At 0827 GMT, the pound was about 0.5% lower against the dollar at $1.3662, its lowest level since Aug 23. Aside from the euro, sterling was 0.32% down at 0.8561 pence, a level that has not been reached since Sept. 9.
A sell-off in Europe where the world's most indebted property developer China's Evergrande dropped to over 11-year lows and spreads around Asia with the pan-European STOXX 600 falling 1.90% and London's FTSE
Investors turned to the safe haven of the greenback which reached a four-week high, with the dollar index hitting 93.4.
What we are seeing is all risk currencies taking a hit across the board said Jeremy Stretch, head of the G 10 FX strategy at CIBC Capital Markets.

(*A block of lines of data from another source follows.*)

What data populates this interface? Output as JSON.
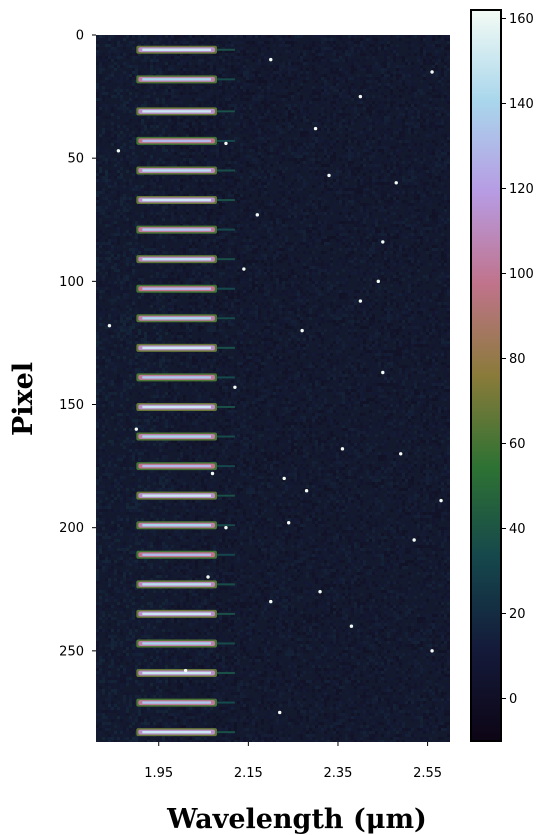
{
  "chart_data": {
    "type": "heatmap",
    "title": "",
    "xlabel": "Wavelength (μm)",
    "ylabel": "Pixel",
    "xlim": [
      1.81,
      2.6
    ],
    "ylim": [
      0,
      287
    ],
    "y_inverted": true,
    "xticks": [
      1.95,
      2.15,
      2.35,
      2.55
    ],
    "xtick_labels": [
      "1.95",
      "2.15",
      "2.35",
      "2.55"
    ],
    "yticks": [
      0,
      50,
      100,
      150,
      200,
      250
    ],
    "ytick_labels": [
      "0",
      "50",
      "100",
      "150",
      "200",
      "250"
    ],
    "colorbar": {
      "range": [
        -10,
        162
      ],
      "ticks": [
        0,
        20,
        40,
        60,
        80,
        100,
        120,
        140,
        160
      ],
      "tick_labels": [
        "0",
        "20",
        "40",
        "60",
        "80",
        "100",
        "120",
        "140",
        "160"
      ],
      "colormap": "cubehelix-like (black → navy → teal → green → olive → rose → violet → light blue → white)",
      "colors": [
        "#0d0515",
        "#141a3a",
        "#15474c",
        "#2e7233",
        "#8a7b3a",
        "#c0738b",
        "#b79be3",
        "#a9d6ec",
        "#f3fbf4"
      ]
    },
    "background_level": 8,
    "spectral_traces": {
      "description": "bright horizontal emission-line traces in the leftmost columns",
      "x_start": 1.9,
      "x_end": 2.08,
      "faint_tail_end": 2.12,
      "rows": [
        6,
        18,
        31,
        43,
        55,
        67,
        79,
        91,
        103,
        115,
        127,
        139,
        151,
        163,
        175,
        187,
        199,
        211,
        223,
        235,
        247,
        259,
        271,
        283
      ],
      "peak_values": [
        150,
        140,
        150,
        130,
        145,
        150,
        135,
        145,
        130,
        140,
        150,
        135,
        150,
        140,
        130,
        150,
        140,
        130,
        145,
        150,
        140,
        150,
        135,
        150
      ]
    },
    "hot_pixels": [
      [
        2.2,
        10
      ],
      [
        2.4,
        25
      ],
      [
        2.1,
        44
      ],
      [
        1.86,
        47
      ],
      [
        2.3,
        38
      ],
      [
        2.48,
        60
      ],
      [
        2.56,
        15
      ],
      [
        2.27,
        120
      ],
      [
        2.45,
        84
      ],
      [
        2.14,
        95
      ],
      [
        2.36,
        168
      ],
      [
        1.84,
        118
      ],
      [
        2.23,
        180
      ],
      [
        2.28,
        185
      ],
      [
        2.1,
        200
      ],
      [
        2.24,
        198
      ],
      [
        2.45,
        137
      ],
      [
        2.52,
        205
      ],
      [
        2.38,
        240
      ],
      [
        2.2,
        230
      ],
      [
        2.56,
        250
      ],
      [
        2.31,
        226
      ],
      [
        2.06,
        220
      ],
      [
        1.9,
        160
      ],
      [
        2.17,
        73
      ],
      [
        2.12,
        143
      ],
      [
        2.49,
        170
      ],
      [
        2.33,
        57
      ],
      [
        2.22,
        275
      ],
      [
        2.58,
        189
      ],
      [
        2.01,
        258
      ],
      [
        2.4,
        108
      ],
      [
        2.07,
        178
      ],
      [
        2.44,
        100
      ]
    ]
  }
}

He added that domestic factors were also at play for the British currency, with the surge of gas prices causing an additional headwind.
Britain is considering offering state-backed loans to energy companies after wholesale gas prices soared, prompting big suppliers to ask for support from the government to cover the cost of taking on customers from companies that have gone bust.
Another headache for traders were the uncertainties linked with what could emerge at the Bank of England meeting about the future of monetary policy on Thursday.
The market had been expecting a relatively hawkish tone from the BoE, Stretch said, adding that risks to the economic recovery have been creeping up recently and that investors might reconsider long bets on a strengthening currency.
BoE rate-setters who might be tempted to vote for an early end of their COVID - 19 stimulus plans are likely to hold off for now, with a weak economy but rising inflation making for a tricky backdrop.
Last month Michael Saunders was the only Monetary Policy Committee member to vote for an early end of the British central bank's purchases of government bonds, on the basis that continued buying risked a more aggressive tightening of monetary policy in future.
Since then, BoE Governor Andrew Bailey revealed that four of the eight MPC members that voted last month - himself included - thought some initial conditions had been met to begin exploring the possibility of raising interest rates.